The detail of the new rules helps explain why some clubs were pushing strongly for them — and why state-connected clubs such as Manchester City and Newcastle United, or those in multi-club ownership models, were so fiercely opposed.
The updated Premier League handbook states that the rules “seek to ensure the long-term financial sustainability of clubs by extinguishing reliance on enhanced commercial revenues received from entities linked to the club’s ownership”. It adds that the rules are aimed at “fairness amongst clubs, so that clubs are not able to derive an unfair advantage over domestic competitors by increasing revenues or reducing costs via arrangements with entities linked to a club’s ownership”.
The burden of proof is now on clubs to show deals with associated companies or organisations are of “fair market value”. The deals include sponsorship agreements with connected companies, or transfer of players between clubs in the same ownership group. The rules put the onus on the clubs to ensure they do not try to push the limits on the fairness of deals.

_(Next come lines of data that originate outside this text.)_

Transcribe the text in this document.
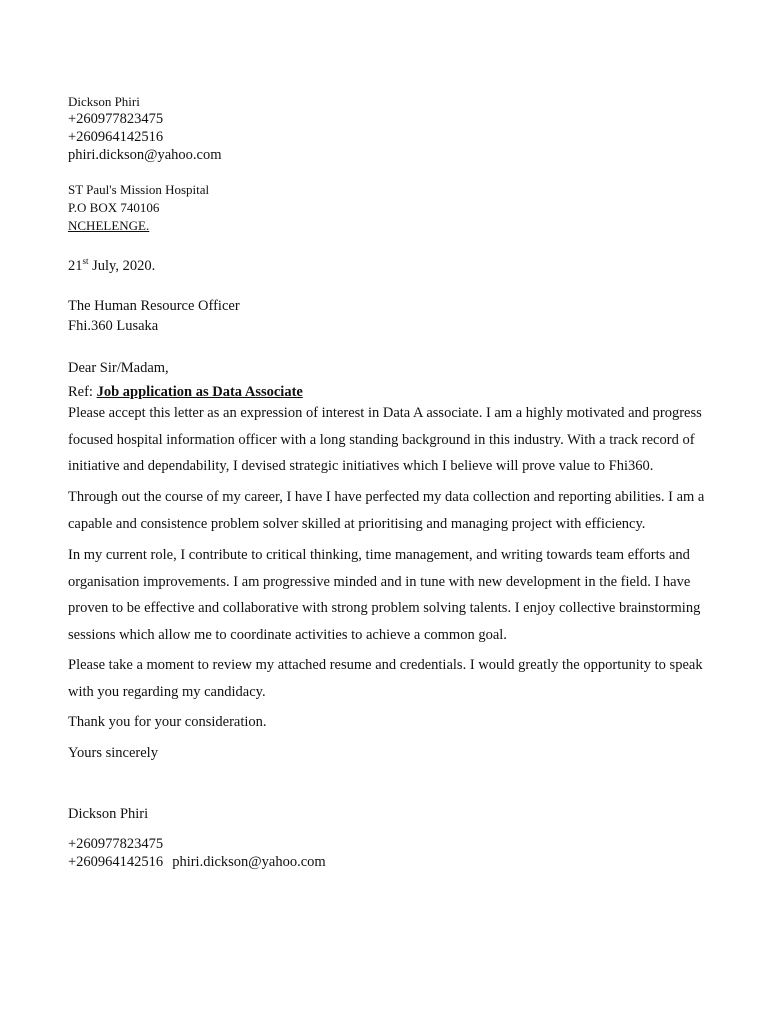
Dickson Phiri
+260977823475
+260964142516
phiri.dickson@yahoo.com
ST Paul's Mission Hospital
P.O BOX 740106
NCHELENGE.
21st July, 2020.
The Human Resource Officer
Fhi.360 Lusaka
Dear Sir/Madam,
Ref: Job application as Data Associate

Please accept this letter as an expression of interest in Data A associate. I am a highly motivated and progress focused hospital information officer with a long standing background in this industry. With a track record of initiative and dependability, I devised strategic initiatives which I believe will prove value to Fhi360.

Through out the course of my career, I have I have perfected my data collection and reporting abilities. I am a capable and consistence problem solver skilled at prioritising and managing project with efficiency.

In my current role, I contribute to critical thinking, time management, and writing towards team efforts and organisation improvements. I am progressive minded and in tune with new development in the field. I have proven to be effective and collaborative with strong problem solving talents. I enjoy collective brainstorming sessions which allow me to coordinate activities to achieve a common goal.

Please take a moment to review my attached resume and credentials. I would greatly the opportunity to speak with you regarding my candidacy.

Thank you for your consideration.

Yours sincerely
Dickson Phiri
+260977823475
+260964142516 phiri.dickson@yahoo.com
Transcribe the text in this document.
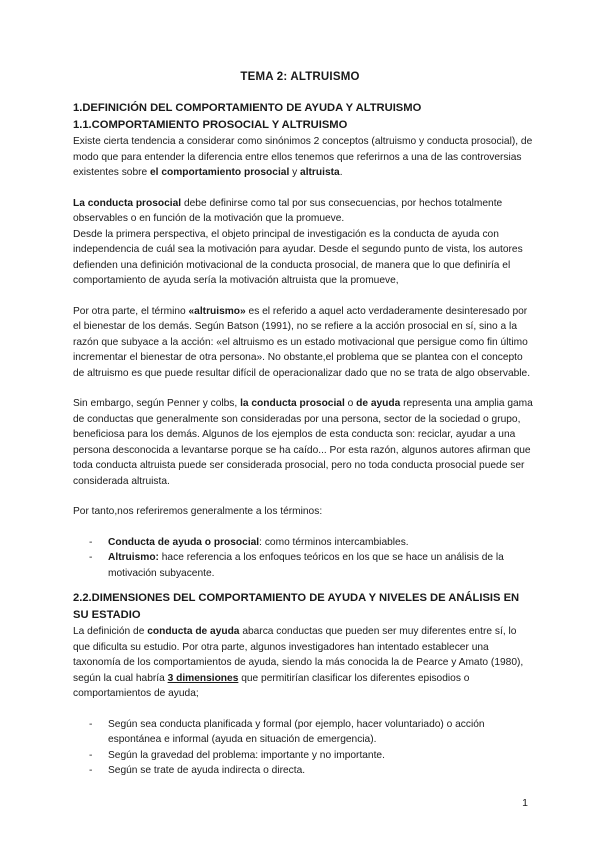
TEMA 2: ALTRUISMO
1.DEFINICIÓN DEL COMPORTAMIENTO DE AYUDA Y ALTRUISMO
1.1.COMPORTAMIENTO PROSOCIAL Y ALTRUISMO

Existe cierta tendencia a considerar como sinónimos 2 conceptos (altruismo y conducta prosocial), de modo que para entender la diferencia entre ellos tenemos que referirnos a una de las controversias existentes sobre el comportamiento prosocial y altruista.

La conducta prosocial debe definirse como tal por sus consecuencias, por hechos totalmente observables o en función de la motivación que la promueve.

Desde la primera perspectiva, el objeto principal de investigación es la conducta de ayuda con independencia de cuál sea la motivación para ayudar. Desde el segundo punto de vista, los autores defienden una definición motivacional de la conducta prosocial, de manera que lo que definiría el comportamiento de ayuda sería la motivación altruista que la promueve,

Por otra parte, el término «altruismo» es el referido a aquel acto verdaderamente desinteresado por el bienestar de los demás. Según Batson (1991), no se refiere a la acción prosocial en sí, sino a la razón que subyace a la acción: «el altruismo es un estado motivacional que persigue como fin último incrementar el bienestar de otra persona». No obstante,el problema que se plantea con el concepto de altruismo es que puede resultar difícil de operacionalizar dado que no se trata de algo observable.

Sin embargo, según Penner y colbs, la conducta prosocial o de ayuda representa una amplia gama de conductas que generalmente son consideradas por una persona, sector de la sociedad o grupo, beneficiosa para los demás. Algunos de los ejemplos de esta conducta son: reciclar, ayudar a una persona desconocida a levantarse porque se ha caído... Por esta razón, algunos autores afirman que toda conducta altruista puede ser considerada prosocial, pero no toda conducta prosocial puede ser considerada altruista.

Por tanto,nos referiremos generalmente a los términos:

- Conducta de ayuda o prosocial: como términos intercambiables.
- Altruismo: hace referencia a los enfoques teóricos en los que se hace un análisis de la motivación subyacente.
2.2.DIMENSIONES DEL COMPORTAMIENTO DE AYUDA Y NIVELES DE ANÁLISIS EN SU ESTADIO

La definición de conducta de ayuda abarca conductas que pueden ser muy diferentes entre sí, lo que dificulta su estudio. Por otra parte, algunos investigadores han intentado establecer una taxonomía de los comportamientos de ayuda, siendo la más conocida la de Pearce y Amato (1980), según la cual habría 3 dimensiones que permitirían clasificar los diferentes episodios o comportamientos de ayuda;

- Según sea conducta planificada y formal (por ejemplo, hacer voluntariado) o acción espontánea e informal (ayuda en situación de emergencia).
- Según la gravedad del problema: importante y no importante.
- Según se trate de ayuda indirecta o directa.
1
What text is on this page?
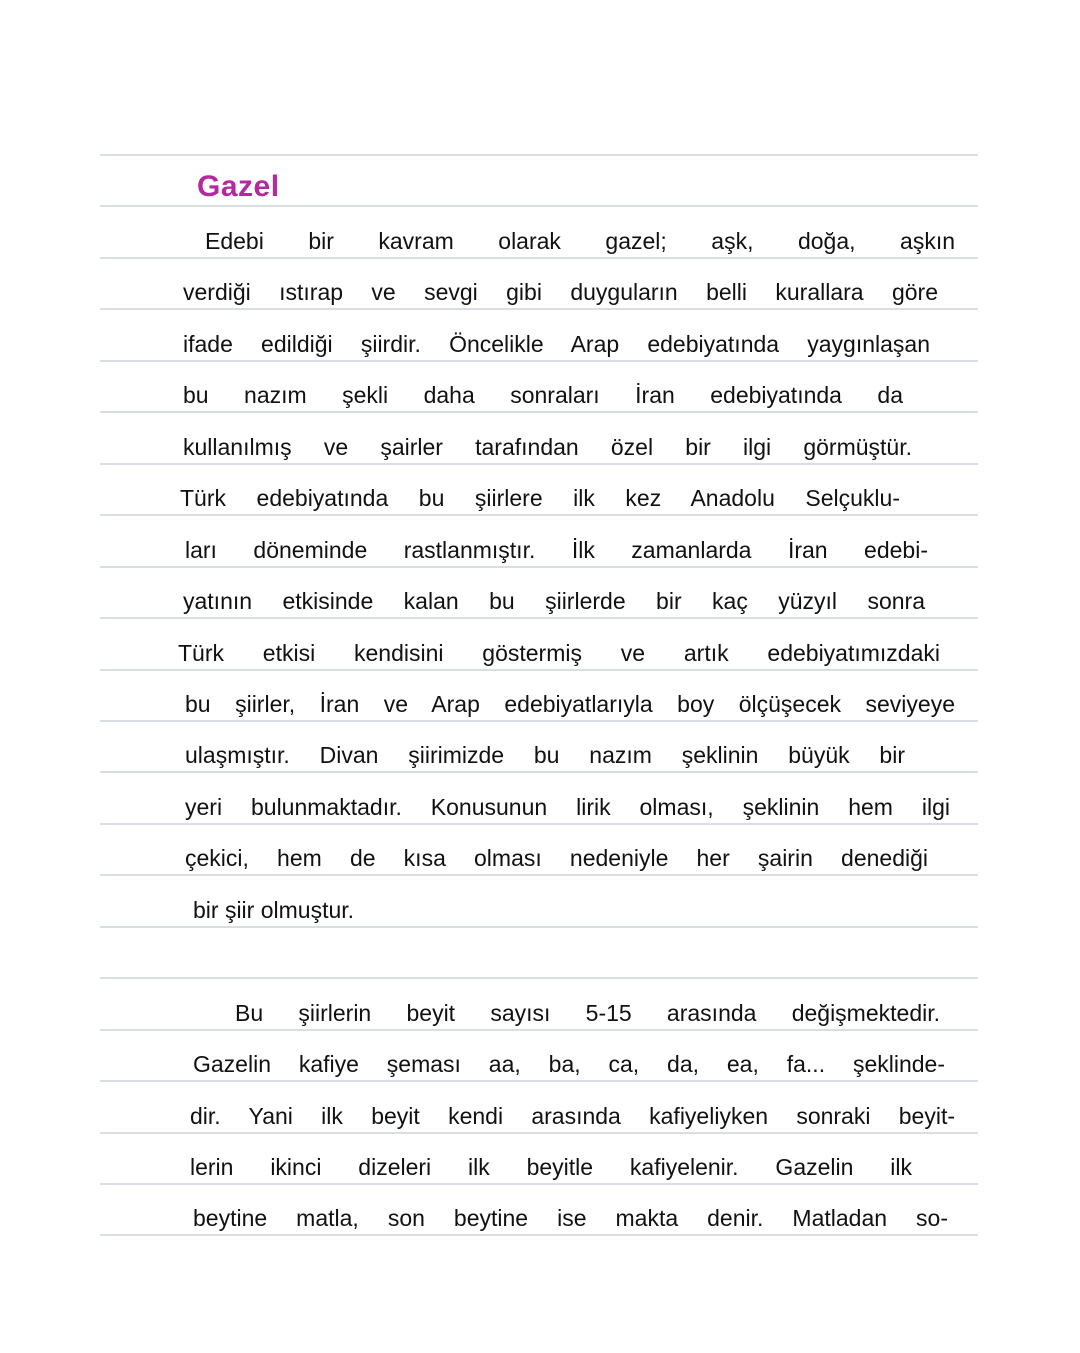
Gazel
Edebi bir kavram olarak gazel; aşk, doğa, aşkın
verdiği ıstırap ve sevgi gibi duyguların belli kurallara göre
ifade edildiği şiirdir. Öncelikle Arap edebiyatında yaygınlaşan
bu nazım şekli daha sonraları İran edebiyatında da
kullanılmış ve şairler tarafından özel bir ilgi görmüştür.
Türk edebiyatında bu şiirlere ilk kez Anadolu Selçuklu-
ları döneminde rastlanmıştır. İlk zamanlarda İran edebi-
yatının etkisinde kalan bu şiirlerde bir kaç yüzyıl sonra
Türk etkisi kendisini göstermiş ve artık edebiyatımızdaki
bu şiirler, İran ve Arap edebiyatlarıyla boy ölçüşecek seviyeye
ulaşmıştır. Divan şiirimizde bu nazım şeklinin büyük bir
yeri bulunmaktadır. Konusunun lirik olması, şeklinin hem ilgi
çekici, hem de kısa olması nedeniyle her şairin denediği
bir şiir olmuştur.
Bu şiirlerin beyit sayısı 5-15 arasında değişmektedir.
Gazelin kafiye şeması aa, ba, ca, da, ea, fa... şeklinde-
dir. Yani ilk beyit kendi arasında kafiyeliyken sonraki beyit-
lerin ikinci dizeleri ilk beyitle kafiyelenir. Gazelin ilk
beytine matla, son beytine ise makta denir. Matladan so-
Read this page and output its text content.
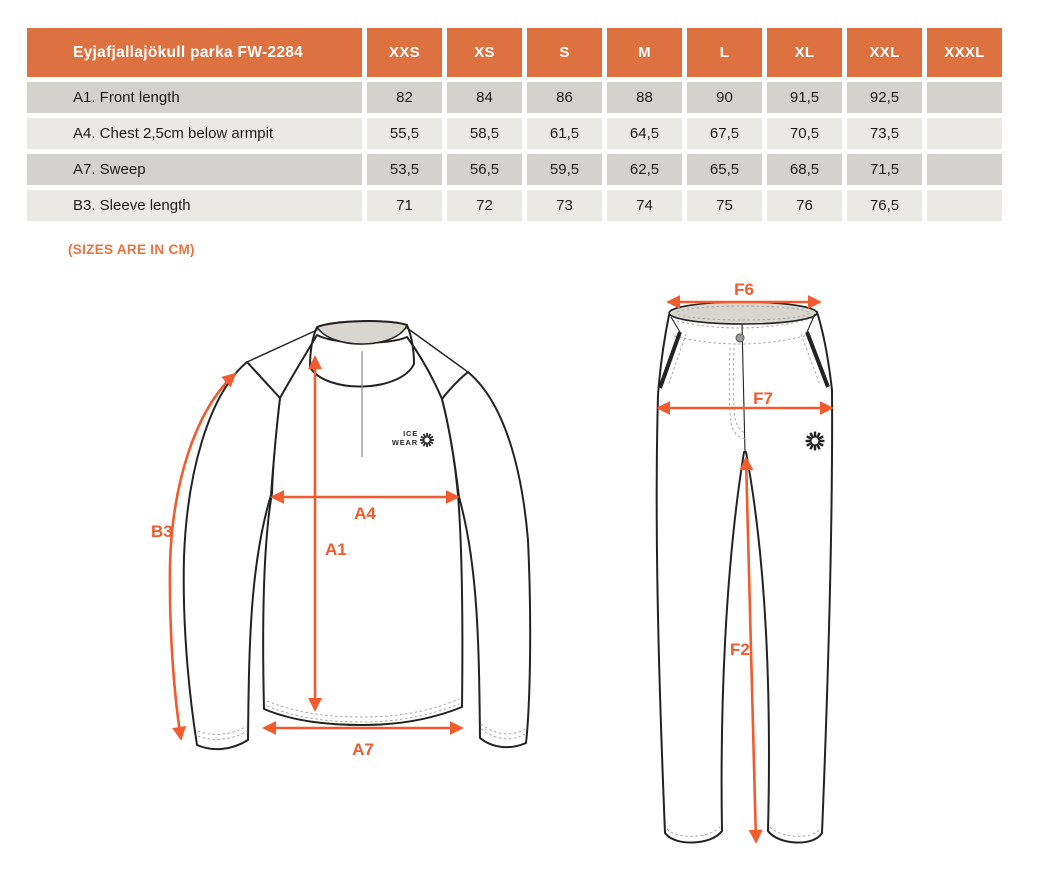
Eyjafjallajökull parka FW-2284	XXS	XS	S	M	L	XL	XXL	XXXL
A1. Front length	82	84	86	88	90	91,5	92,5
A4. Chest 2,5cm below armpit	55,5	58,5	61,5	64,5	67,5	70,5	73,5
A7. Sweep	53,5	56,5	59,5	62,5	65,5	68,5	71,5
B3. Sleeve length	71	72	73	74	75	76	76,5
(SIZES ARE IN CM)
ICE
WEAR
B3
A1
A4
A7
F6
F7
F2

Clubs such as Liverpool, above, Manchester United, Woolwich and Tottenham, part of the traditional elite, voted in favour of the new rules
GETTY IMAGES
Clubs are also now required to provide a declaration from a director of the associated party that they consider the deal to be fair market value.
A vote on the new rules went through last month — it was thought to be the closest in the Premier League’s history, with 12 clubs voting for the changes and six against, with two abstaining, which just passed the threshold of a two-thirds majority. After the new rules were voted through, some clubs were furious, with sources claiming it indicated a fractured relationship and a lack of unity within the league.
The “old guard” such as Liverpool, Manchester United, Woolwich and Tottenham Hotspur, who voted in favour of the new rules, have been outstripped by Manchester City in terms of commercial income. City’s sponsorship deals for 2022-23 were worth 13.6 times more than they were at the time of the Abu Dhabi takeover in 2008 — growing from £25 million to £341.4 million.
During that same period of time, United’s have gone up 4.7 times to £302.9 million and Liverpool’s five times to £272 million.
In 2017, before City had overtaken their English rivals, La Liga made a complaint to Uefa pointing out the club had “uncommonly high commercial revenue”, with several sponsors being companies “directly controlled by the United Arab Emirates”.
The Premier League’s changes include:
⬤ the “burden of proof” is now on the club to demonstrate that a deal is of fair market value;
⬤ each club submitting an associated party transaction (APT) shall procure “a declaration by a director (or equivalent) of the relevant associated party by way of confirmation that they consider the [deal] to be at fair market value”;
⬤ new breaches of the rules include “failure by a club to use all reasonable care to ensure that an APT is at fair market value” and “failure by a club to use all reasonable care to ensure it does not arrange or facilitate a transaction between a player, manager or senior official of that club and a third party that is not at fair market value”; and
⬤ the Premier League can demand evidence that a club has “effective procedures and processes (being clear, practical, accessible, and effectively implemented and enforced)” in place for ensuring an APT is at fair market value and “evidence of such procedures and processes being followed”.